Actually, I didn’t. There was no way I needed yet another past tense. I had plenty. In ten years of marriage my ignorance of this tense has never, ever impeded me when nagging my husband about flicking bread crumbs all around the kitchen (he even gets them to stick on the curtains), telling off naughty children for pestering stray dogs, or haggling with village fishermen over the price they want for a kilogramme of octopus. Seriously, I just don’t need it.
But then, imagine my horror when I found out that children’s story books are all written in this dratted tense. So THAT’S what it’s for!
My son is so irritated by my ignorance of it, and so determined to rectify this gaping hole in my knowledge, that he can actually reel off the conjugation of any verb in the passato remoto when he has already reached that lovely warm, floppy stage kids go into when they have almost nodded off, I am on the last page, and he is even starting to snore a little bit.
Last night, Mowgli had already entered the Man-Cub village, Bagheera and Baloo were happily walking away, and I too was about to sneak out of my son’s bed and leave him for the night.

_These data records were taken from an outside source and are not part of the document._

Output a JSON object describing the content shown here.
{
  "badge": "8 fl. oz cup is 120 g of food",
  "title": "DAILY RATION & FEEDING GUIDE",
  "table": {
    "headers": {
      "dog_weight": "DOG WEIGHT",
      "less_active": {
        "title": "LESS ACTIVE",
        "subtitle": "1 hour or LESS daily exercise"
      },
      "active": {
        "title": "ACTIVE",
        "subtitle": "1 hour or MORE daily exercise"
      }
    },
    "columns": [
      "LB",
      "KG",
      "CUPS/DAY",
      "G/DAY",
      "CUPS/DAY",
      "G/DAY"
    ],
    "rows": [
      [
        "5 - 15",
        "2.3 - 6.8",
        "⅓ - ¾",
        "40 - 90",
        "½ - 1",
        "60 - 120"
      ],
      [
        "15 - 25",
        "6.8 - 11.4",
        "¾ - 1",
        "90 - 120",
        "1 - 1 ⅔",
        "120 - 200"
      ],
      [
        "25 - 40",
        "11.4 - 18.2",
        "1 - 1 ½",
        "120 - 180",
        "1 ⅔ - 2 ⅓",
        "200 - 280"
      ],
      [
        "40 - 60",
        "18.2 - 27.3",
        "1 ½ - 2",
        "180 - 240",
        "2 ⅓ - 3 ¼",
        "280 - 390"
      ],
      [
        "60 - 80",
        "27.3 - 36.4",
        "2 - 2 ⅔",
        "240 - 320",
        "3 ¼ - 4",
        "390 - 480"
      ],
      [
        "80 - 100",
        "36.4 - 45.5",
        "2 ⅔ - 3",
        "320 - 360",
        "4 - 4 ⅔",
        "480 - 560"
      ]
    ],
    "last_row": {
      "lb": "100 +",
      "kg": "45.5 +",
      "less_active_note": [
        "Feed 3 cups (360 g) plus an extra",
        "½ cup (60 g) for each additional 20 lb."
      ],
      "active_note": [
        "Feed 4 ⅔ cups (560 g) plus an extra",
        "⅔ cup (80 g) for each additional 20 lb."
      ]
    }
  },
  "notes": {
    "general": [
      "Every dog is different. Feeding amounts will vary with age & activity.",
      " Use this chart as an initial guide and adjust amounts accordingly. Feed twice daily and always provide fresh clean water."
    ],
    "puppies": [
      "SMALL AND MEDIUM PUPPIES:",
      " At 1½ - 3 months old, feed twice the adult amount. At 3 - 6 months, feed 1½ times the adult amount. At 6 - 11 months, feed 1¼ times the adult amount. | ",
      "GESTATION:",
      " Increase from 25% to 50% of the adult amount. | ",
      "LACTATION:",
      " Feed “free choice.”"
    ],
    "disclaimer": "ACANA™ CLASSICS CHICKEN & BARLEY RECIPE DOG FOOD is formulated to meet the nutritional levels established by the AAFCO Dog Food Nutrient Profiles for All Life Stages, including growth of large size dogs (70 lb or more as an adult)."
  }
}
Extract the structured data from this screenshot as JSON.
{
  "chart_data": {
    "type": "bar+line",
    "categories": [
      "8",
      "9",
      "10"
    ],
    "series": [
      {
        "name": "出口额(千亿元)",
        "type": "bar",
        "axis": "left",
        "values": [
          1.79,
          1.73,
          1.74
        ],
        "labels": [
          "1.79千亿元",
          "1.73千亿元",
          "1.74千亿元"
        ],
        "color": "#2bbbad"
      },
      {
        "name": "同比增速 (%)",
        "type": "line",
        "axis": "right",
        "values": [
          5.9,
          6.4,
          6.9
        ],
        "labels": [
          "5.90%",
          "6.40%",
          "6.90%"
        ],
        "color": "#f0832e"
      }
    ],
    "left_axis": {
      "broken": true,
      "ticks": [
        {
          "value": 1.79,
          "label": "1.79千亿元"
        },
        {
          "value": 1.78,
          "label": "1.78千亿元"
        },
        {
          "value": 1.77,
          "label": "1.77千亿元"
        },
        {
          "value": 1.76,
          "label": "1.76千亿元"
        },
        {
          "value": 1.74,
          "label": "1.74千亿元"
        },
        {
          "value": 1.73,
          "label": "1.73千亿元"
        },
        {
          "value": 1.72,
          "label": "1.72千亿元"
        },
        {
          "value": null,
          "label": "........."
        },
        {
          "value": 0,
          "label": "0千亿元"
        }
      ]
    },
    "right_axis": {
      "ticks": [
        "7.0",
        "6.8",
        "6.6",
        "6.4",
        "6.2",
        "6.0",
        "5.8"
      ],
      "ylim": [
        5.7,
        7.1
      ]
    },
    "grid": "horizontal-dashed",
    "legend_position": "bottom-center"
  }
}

He detected my tell-tale hesitation before a verb I did not know well enough, on the very last page, and suddenly started murmuring:
“Listen Mummy, it’s io andai, tu andasti, egli andò…. zZZZ Z zzzZZZZZZ ZZZZz Zzzz…….”
I suppose I should at least be happy that I get off more lightly than Hubby. You see, my Usband, e don’t speaka the English very well. Our son sometimes provides interpreting services, but more often makes fun of him mercilessly.
Therefore Hubby was particularly amused to hear about our son’s Italian homework yesterday, in which he had to invent a sentence using the word ‘Gladiator’.
“Do you know what a gladiator is?” I asked him.
“Yes Mummy,” he answered, “It’s a man who just keeps gladiating wherever he goes.”